В этот раз у Лили были очки для плавания – кто-то из маминых знакомых сумел достать этот страшный дефицит. В очках было здорово: все видно, и что вода немного мутная, и вот-вот зацветет, и водоросли уже тянут щупальца к ней, русалочке, плывущей к своему принцу на том берегу. Вот она выйдет на берег, синенькая от холода, ведь день довольно прохладный, запыхавшаяся, но довольная своим подвигом, и все будут задаваться вопросом: как – вот эта худышка и так плыла? Где же на свете справедливость, люди добрые, когда хорошо кормленные, загоревшие на южном берегу, со здоровым румянцем во всю щеку, и то так не умеют?

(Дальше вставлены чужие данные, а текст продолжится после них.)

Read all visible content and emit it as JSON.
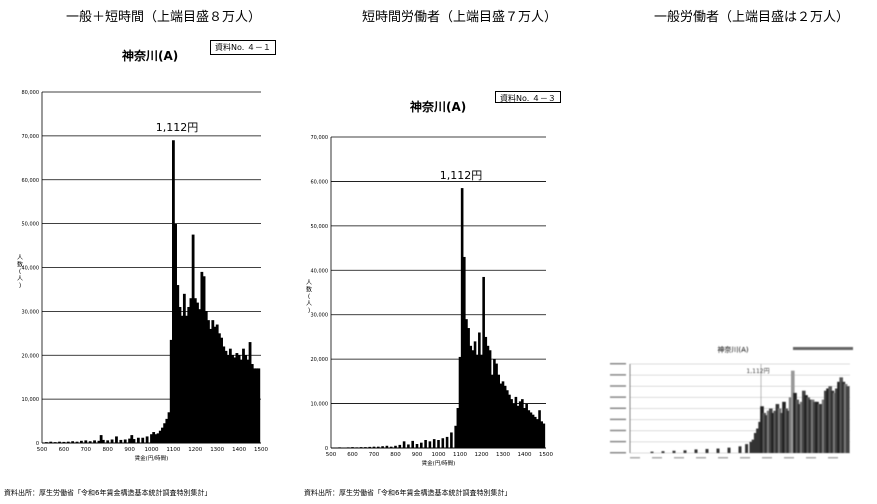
{
  "headings": {
    "left": "一般＋短時間（上端目盛８万人）",
    "middle": "短時間労働者（上端目盛７万人）",
    "right": "一般労働者（上端目盛は２万人）"
  },
  "source_text": "資料出所：厚生労働省「令和6年賃金構造基本統計調査特別集計」",
  "chart_data": [
    {
      "type": "bar",
      "title": "神奈川(A)",
      "doc_label": "資料No. ４－１",
      "annotation": "1,112円",
      "xlabel": "賃金(円/時間)",
      "ylabel": "人数(人)",
      "ylim": [
        0,
        80000
      ],
      "yticks": [
        "0",
        "10,000",
        "20,000",
        "30,000",
        "40,000",
        "50,000",
        "60,000",
        "70,000",
        "80,000"
      ],
      "xlim": [
        500,
        1500
      ],
      "xticks": [
        "500",
        "600",
        "700",
        "800",
        "900",
        "1000",
        "1100",
        "1200",
        "1300",
        "1400",
        "1500"
      ],
      "grid": true,
      "x": [
        1090,
        1100,
        1110,
        1120,
        1130,
        1140,
        1150,
        1160,
        1170,
        1180,
        1190,
        1200,
        1210,
        1220,
        1230,
        1240,
        1250,
        1260,
        1270,
        1280,
        1290,
        1300,
        1310,
        1320,
        1330,
        1340,
        1350,
        1360,
        1370,
        1380,
        1390,
        1400,
        1410,
        1420,
        1430,
        1440,
        1450,
        1460,
        1470,
        1480,
        1490
      ],
      "values": [
        23500,
        69000,
        50000,
        36000,
        31000,
        29000,
        34000,
        29000,
        31000,
        33000,
        47500,
        33000,
        32000,
        30500,
        39000,
        38000,
        30000,
        28000,
        26000,
        28000,
        26500,
        27000,
        25000,
        24000,
        22000,
        21000,
        20000,
        21500,
        20000,
        19500,
        20500,
        20000,
        19000,
        21500,
        20000,
        19000,
        23000,
        18000,
        17000,
        17000,
        17000
      ],
      "low_x": [
        520,
        540,
        560,
        580,
        600,
        620,
        640,
        660,
        680,
        700,
        720,
        740,
        760,
        770,
        780,
        800,
        820,
        840,
        860,
        880,
        900,
        910,
        920,
        940,
        960,
        980,
        1000,
        1010,
        1020,
        1030,
        1040,
        1050,
        1060,
        1070,
        1080
      ],
      "low_values": [
        200,
        300,
        200,
        300,
        250,
        300,
        400,
        300,
        500,
        600,
        400,
        600,
        500,
        1800,
        700,
        600,
        800,
        1500,
        700,
        800,
        1000,
        1800,
        900,
        1200,
        1200,
        1500,
        2000,
        2500,
        2000,
        2200,
        2800,
        3500,
        4500,
        5500,
        7000
      ]
    },
    {
      "type": "bar",
      "title": "神奈川(A)",
      "doc_label": "資料No. ４－３",
      "annotation": "1,112円",
      "xlabel": "賃金(円/時間)",
      "ylabel": "人数(人)",
      "ylim": [
        0,
        70000
      ],
      "yticks": [
        "0",
        "10,000",
        "20,000",
        "30,000",
        "40,000",
        "50,000",
        "60,000",
        "70,000"
      ],
      "xlim": [
        500,
        1500
      ],
      "xticks": [
        "500",
        "600",
        "700",
        "800",
        "900",
        "1000",
        "1100",
        "1200",
        "1300",
        "1400",
        "1500"
      ],
      "grid": true,
      "x": [
        1090,
        1100,
        1110,
        1120,
        1130,
        1140,
        1150,
        1160,
        1170,
        1180,
        1190,
        1200,
        1210,
        1220,
        1230,
        1240,
        1250,
        1260,
        1270,
        1280,
        1290,
        1300,
        1310,
        1320,
        1330,
        1340,
        1350,
        1360,
        1370,
        1380,
        1390,
        1400,
        1410,
        1420,
        1430,
        1440,
        1450,
        1460,
        1470,
        1480,
        1490
      ],
      "values": [
        9000,
        20500,
        58500,
        43000,
        29000,
        27000,
        23000,
        22000,
        24000,
        21000,
        26000,
        21000,
        38500,
        25000,
        23000,
        22000,
        16500,
        20000,
        19000,
        16500,
        14500,
        15000,
        14000,
        13000,
        12000,
        11000,
        10000,
        11500,
        9500,
        10500,
        11000,
        9000,
        10000,
        8500,
        8000,
        7500,
        7000,
        6500,
        8500,
        6000,
        5500
      ],
      "low_x": [
        520,
        540,
        560,
        580,
        600,
        620,
        640,
        660,
        680,
        700,
        720,
        740,
        760,
        780,
        800,
        820,
        840,
        860,
        880,
        900,
        920,
        940,
        960,
        980,
        1000,
        1020,
        1040,
        1060,
        1080
      ],
      "low_values": [
        100,
        150,
        100,
        150,
        200,
        150,
        200,
        200,
        250,
        300,
        300,
        400,
        500,
        300,
        500,
        700,
        1500,
        800,
        1600,
        900,
        1200,
        1800,
        1500,
        2000,
        1800,
        2200,
        2500,
        3500,
        5000
      ]
    },
    {
      "type": "bar",
      "title": "神奈川(A)",
      "annotation": "1,112円",
      "ylim": [
        0,
        20000
      ],
      "grid": true,
      "x": [
        1100,
        1110,
        1120,
        1130,
        1140,
        1150,
        1160,
        1170,
        1180,
        1190,
        1200,
        1210,
        1220,
        1230,
        1240,
        1250,
        1260,
        1270,
        1280,
        1290,
        1300,
        1310,
        1320,
        1330,
        1340,
        1350,
        1360,
        1370,
        1380,
        1390,
        1400,
        1410,
        1420,
        1430,
        1440,
        1450,
        1460,
        1470,
        1480,
        1490
      ],
      "values": [
        10500,
        9000,
        8500,
        9500,
        10000,
        9000,
        9500,
        11000,
        10000,
        9000,
        11500,
        10000,
        9500,
        12500,
        18500,
        13500,
        12000,
        11000,
        11500,
        14000,
        13000,
        12500,
        12000,
        12000,
        11500,
        11500,
        11000,
        11000,
        12000,
        14000,
        14500,
        15000,
        14000,
        13500,
        14500,
        16000,
        17000,
        16000,
        15500,
        15000
      ],
      "low_x": [
        600,
        650,
        700,
        750,
        800,
        850,
        900,
        950,
        1000,
        1030,
        1050,
        1060,
        1070,
        1080,
        1090
      ],
      "low_values": [
        300,
        400,
        500,
        600,
        800,
        900,
        1000,
        1200,
        1500,
        2000,
        2500,
        3000,
        4500,
        5500,
        7000
      ]
    }
  ]
}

Лиля засмеялась, отчего дыхание немного сбилось. Она находилась на середине озера. Купальщики были далеко, и ей вдруг стало страшно. А если сведет ногу? Надо плыть обратно, но самолюбие не позволяет. Она остановила движение и зависла, как поплавок. Отдышалась и уже готовилась продолжить движение, но тут под ней промелькнула большая тень. Она в панике рванулась сначала вперед, но потом сообразила, что лучше плыть назад, и развернулась – так, как учили в бассейне, но неудачно, забыв, что следует выдыхать и через нос, чтобы в него не попала вода. К тому же на некоторое время потеряла ориентацию, и вынырнув, ничего не видела: под водой в очки залилась вода, видно, резинка ослабла. Главное, не паниковать, – сказала она себе и сделала длинный выдох. Тут не ставили сетей, в которых можно запутаться. Чего же бояться? Только человека. Может, это аквалангист? Вода все еще оставляла разводы на пластике очков, сквозь которые было плохо видно. Девушка размеренно плыла к берегу, уверяя себя, что тень ей только померещилась. Выбравшись на берег, она села и попыталась объяснить свое видение. А вдруг это утопленник? Тот самый, с багровым лицом?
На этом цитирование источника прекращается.